Разрешая ее мужу вникать в приличествующую его состоянию литературу, Леонид Сергеевич окажет ему всю возможную помощь, но своему крестнику Алексею Сликову не может помочь даже он: из кипящего молока не выудишь хохочущую ящерицу, аллегории… мефистофельская комбинаторика: ее не удержишь на цепи, по-настоящему верны только мертвые; примерный студент Алексей Сликов не хочет женщину. Раньше он не хотел женщину лишь в тех случаях, когда он совсем недавно с ней был, теперь просто не хочет, и все это началось с тех пор, как в Алексея Сликова попал мяч.
Алексей играл за сборную института против идейных сподвижников неконкурентноспособного авторитета Мирона «Половца»; едва в Кузьминки прилетали первые грачи, Мирон веско говорил подвыпившей братии: «Весна. Грачи улетели», и многократно проверенный трус «Трамвай» Буераков непонимающе возмущался: «Так прилетели же!», и Мирон бил его по загривку, безапелляционно утверждая: «Но чтобы прилететь к нам, они же откуда-то улетели»; мяч попал Сликову никак не в пах, но женщину он все равно не хочет – это же рог Роланда, думал Алексей, нетерпимая импульсивность; будь я капитаном команды на Кубке Дэвиса, я бы в качестве покрытия выбрал бы воздух, и взгрустнулось бы тогда моим бесам, от моей лютой благости щетина на моем лице росла бы вовнутрь; сознаюсь – я канат, но я позволю пройти по мне не всякому канатоходцу, бизнесмены выпили у Дилана все вино и лучше бы вообще не жить, но ведь живем же. И еще как живем! хватит восторгов и соплей: первый звон церковных колоколов я расценю как знак, что пора закругляться.
Пора, так пора – живем и живем неплохо, но лишнего нам не надо…. в Алексея Сликова попал мяч. Он попал ему в голову: летел к северу, попал в голову, отскочил на восток.
Не задев окопавшегося там Фролова.
Перед ним настольная лампа.
Фролов зажмурил глаза и представил словно бы он уже умер; где-то в глубине души Фролов осознает, что, выиграв, он отправляется в последнее путешествие, и ему не стало бы хуже, если бы он не вернулся: в лицо ему мягкий свет.
Страшно зажмуренные глаза, космическое обаяние мягкого света, высокие образцы любовной поэзии вакуума; Фролов все еще представляет свое последнее путешествие, но жмуриться ему не от чего – темень… не просматривается никакого мягкого света. Неужели я прибыл? – подумал Фролов.

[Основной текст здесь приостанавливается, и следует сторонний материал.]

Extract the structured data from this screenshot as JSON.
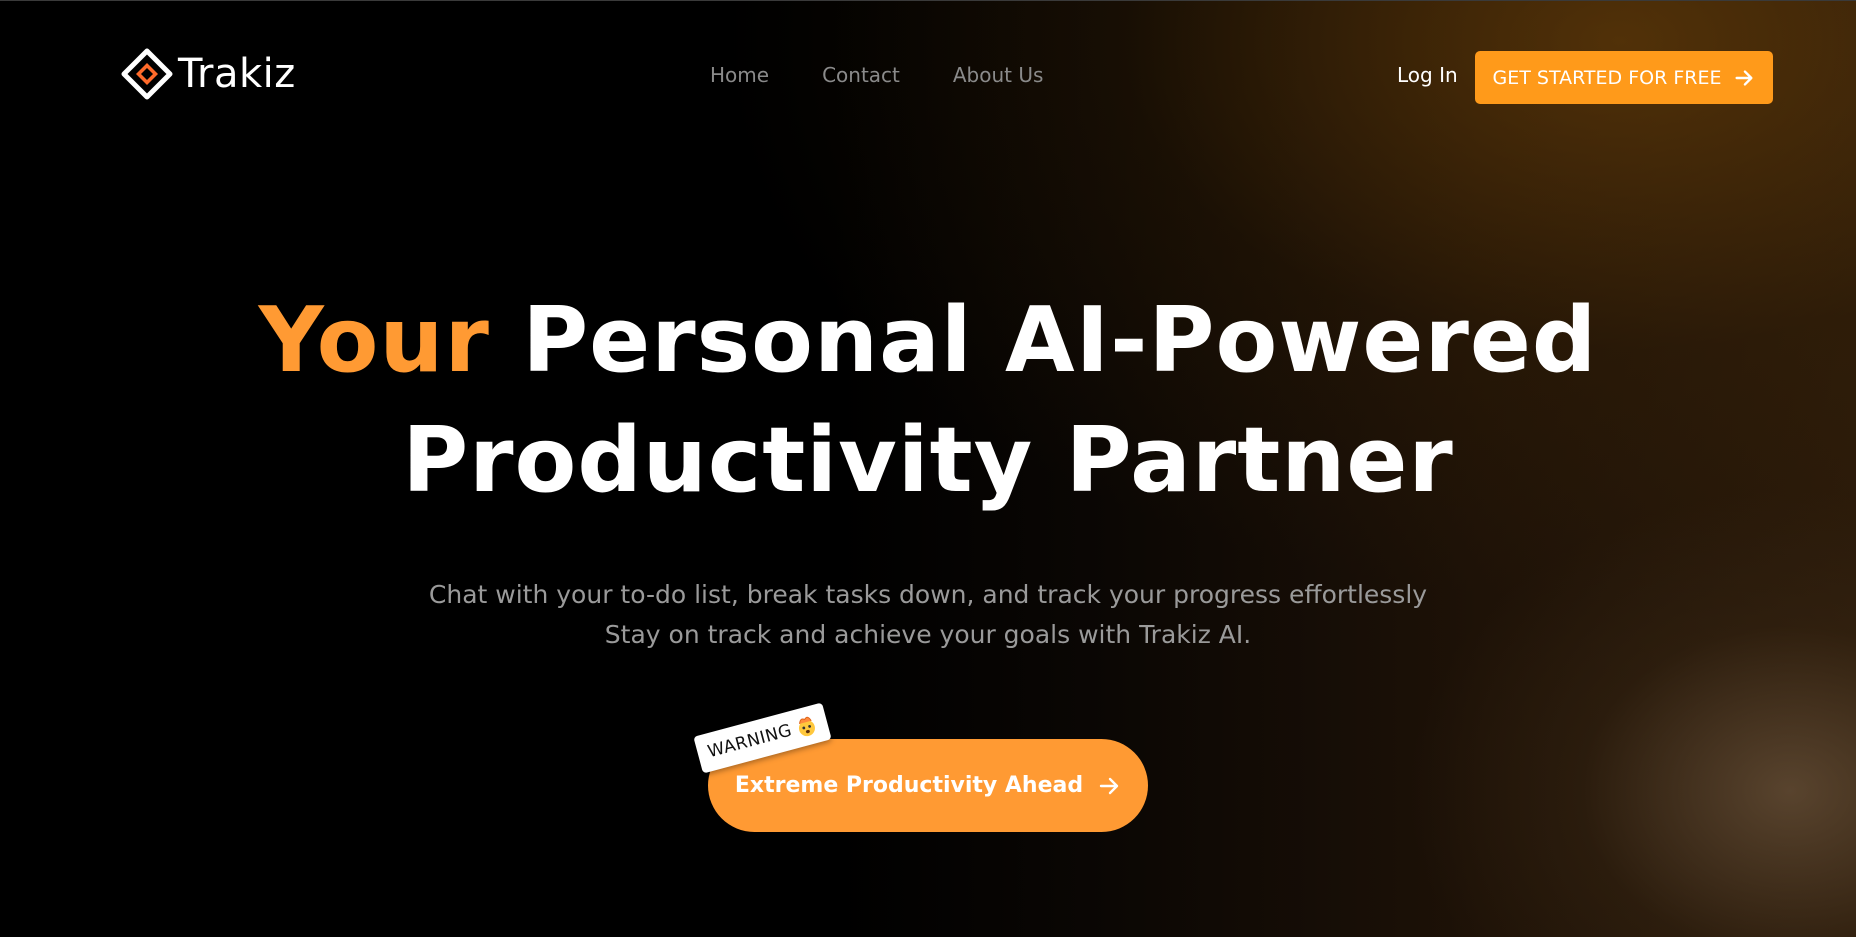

По дороге светло, а как прибыл, ситуация моментально прояснилась: темно на том свете. Почва для каких-то мелких иллюзий раскопана лишь на дороге. Действительно ли он умер, Фролов пока не разберет – вариантов немного. Здесь судьба к нему благосклонна; она не нервирует Фролова особым богатством выбора: или умер, или лампа перегорела.
Или умер, или лампа перегорела…
Или и умер, и лампа перегорела.
У меня некрепкое здоровье – скорее всего от того, что я рано закончил сосать.
А я и не начинал.
Я – материнскую грудь!
Моя мама протирала соски спиртом: в силу этого я, как мне кажется, и пристрастился к алкоголю; Мартынов и Фролов – созерцатели… lonely old boys; подобного диалога между ними не состоялось.

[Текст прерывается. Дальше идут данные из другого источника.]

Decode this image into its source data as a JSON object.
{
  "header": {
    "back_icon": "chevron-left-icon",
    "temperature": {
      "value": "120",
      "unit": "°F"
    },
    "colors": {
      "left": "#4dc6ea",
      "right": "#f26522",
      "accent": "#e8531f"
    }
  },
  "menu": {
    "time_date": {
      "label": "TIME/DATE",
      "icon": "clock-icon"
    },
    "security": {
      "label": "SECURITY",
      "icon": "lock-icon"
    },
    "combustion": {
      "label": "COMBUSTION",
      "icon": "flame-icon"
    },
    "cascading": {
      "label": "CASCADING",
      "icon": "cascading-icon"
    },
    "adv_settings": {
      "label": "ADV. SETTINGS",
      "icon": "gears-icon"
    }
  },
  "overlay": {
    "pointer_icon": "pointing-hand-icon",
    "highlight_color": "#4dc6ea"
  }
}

Оба они ничуть не похожи на воплотившегося Святого Духа, и их роднит не только общий интерес к масонским тетрадям Пушкина; Мартынову ни в какую не удается уснуть, но он все-таки не всегда находится в оппозиции здравому смыслу: Мартынов помолился, закрыл глаза, и с ним начинает происходить что-то ужасное; глазам становится гораздо светлее, чем если бы он их не закрывал, расширяющаяся лавина яркости заставляет Мартынова напряженно ежиться, но все без пользы, глазам уже до боли светло, они накатом приближаются к нежелательной возможности ослепнуть, Мартынов бы их закрыл, но они у него и так закрыты, и Мартынов, решившись на ввод в игру единственного оставшегося у него козыря, снова их открывает.

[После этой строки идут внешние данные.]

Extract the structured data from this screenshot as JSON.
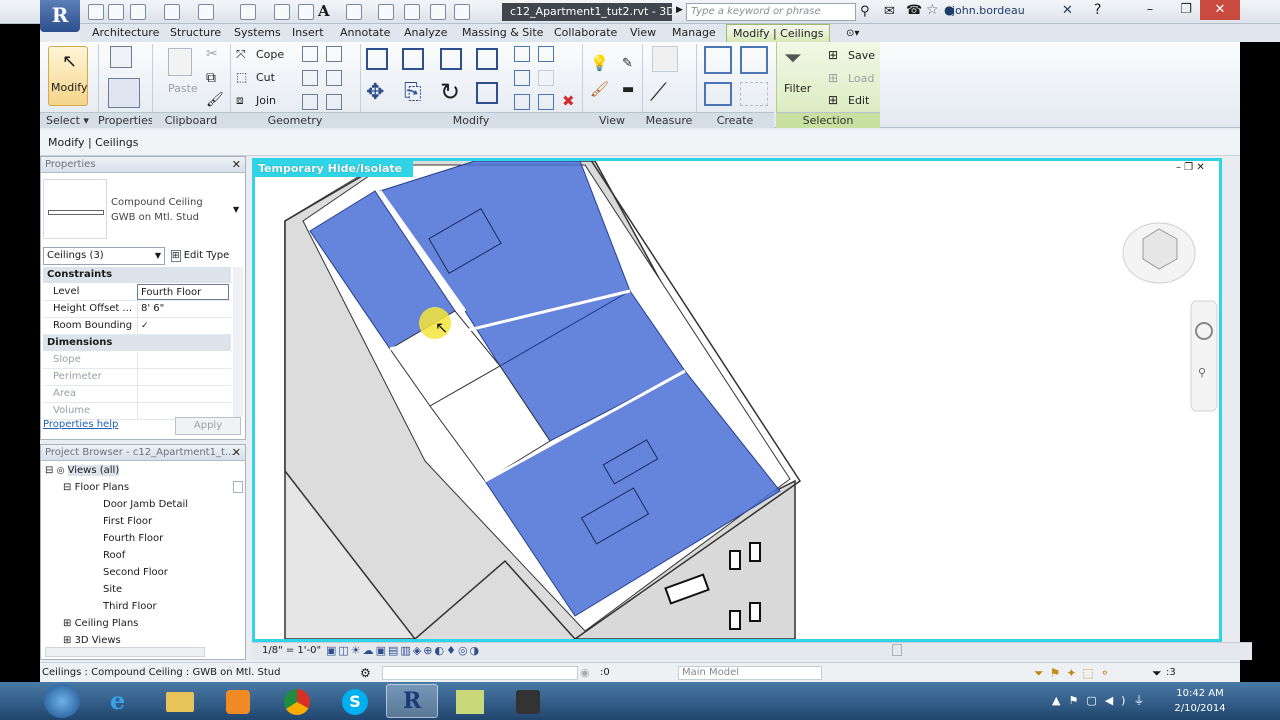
{
  "title_bar": {
    "document_title": "c12_Apartment1_tut2.rvt - 3D...",
    "search_placeholder": "Type a keyword or phrase",
    "user": "john.bordeau"
  },
  "ribbon_tabs": [
    "Architecture",
    "Structure",
    "Systems",
    "Insert",
    "Annotate",
    "Analyze",
    "Massing & Site",
    "Collaborate",
    "View",
    "Manage"
  ],
  "active_tab": "Modify | Ceilings",
  "ribbon": {
    "modify_label": "Modify",
    "properties_label": "Properties",
    "paste_label": "Paste",
    "cope_label": "Cope",
    "cut_label": "Cut",
    "join_label": "Join",
    "filter_label": "Filter",
    "save_label": "Save",
    "load_label": "Load",
    "edit_label": "Edit",
    "panels": {
      "select": "Select",
      "properties": "Properties",
      "clipboard": "Clipboard",
      "geometry": "Geometry",
      "modify": "Modify",
      "view": "View",
      "measure": "Measure",
      "create": "Create",
      "selection": "Selection"
    }
  },
  "options_bar": "Modify | Ceilings",
  "properties_panel": {
    "header": "Properties",
    "type_name_1": "Compound Ceiling",
    "type_name_2": "GWB on Mtl. Stud",
    "selector": "Ceilings (3)",
    "edit_type": "Edit Type",
    "groups": {
      "constraints": "Constraints",
      "dimensions": "Dimensions"
    },
    "rows": {
      "level_k": "Level",
      "level_v": "Fourth Floor",
      "height_k": "Height Offset ...",
      "height_v": "8'  6\"",
      "room_k": "Room Bounding",
      "room_v": "✓",
      "slope_k": "Slope",
      "perimeter_k": "Perimeter",
      "area_k": "Area",
      "volume_k": "Volume"
    },
    "help": "Properties help",
    "apply": "Apply"
  },
  "project_browser": {
    "header": "Project Browser - c12_Apartment1_t...",
    "views": "Views (all)",
    "floor_plans": "Floor Plans",
    "plans": [
      "Door Jamb Detail",
      "First Floor",
      "Fourth Floor",
      "Roof",
      "Second Floor",
      "Site",
      "Third Floor"
    ],
    "ceiling_plans": "Ceiling Plans",
    "views_3d": "3D Views"
  },
  "viewport": {
    "mode_label": "Temporary Hide/Isolate",
    "highlight_color": "#4a6fd6",
    "frame_color": "#2fd5e6"
  },
  "view_bar": {
    "scale": "1/8\" = 1'-0\""
  },
  "status_bar": {
    "text": "Ceilings : Compound Ceiling : GWB on Mtl. Stud",
    "zero": ":0",
    "model": "Main Model",
    "filter_count": ":3"
  },
  "taskbar": {
    "time": "10:42 AM",
    "date": "2/10/2014"
  }
}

Его глазам полегче. Мартынов ничего ими не видит, запрещая себе даже помыслить насчет ослеп, не ослеп; наутро все само собой встанет по местам: увижу бегущие по лучам и по луженым капиллярам галактики точеные капли солнца и звездной крови – значит, зрячий я: обошлось, привиделось.
Ну, а не увижу, то не я первый.
Бывает. Случается.
Еще не со мной, но сколько же им можно промахиваться; одна из энергичных женщин Мартынова занималась шейпингом и говорила ему: «Я сейчас покурю, а потом тренироваться».
Выпустив пар в холодном соитии, Мартынов сказал ей: я тоже сейчас покурю, но потом тренироваться я не буду: пить пойду. Ты курить и тренироваться, а я курить и пить: я в тебе, как status in statu, я тратил на тебя свои эрекции, но ты в свое время даже не вспомнишь о том, в какой степени ты обо мне позабыла.
У Фролова с Мартыновым непростые взаимоотношения со светом. В упадке и разгоряченности кому матрешкин гул, кому кротовый писк – на земле девственного мира жестоко царит неспящий голод, но у папуасов Зено и Камба есть по два мандарина: по кислому и сладкому.
Зено сначала съедает сладкий. Выплевывает косточки и воздает благодарение добрым богам.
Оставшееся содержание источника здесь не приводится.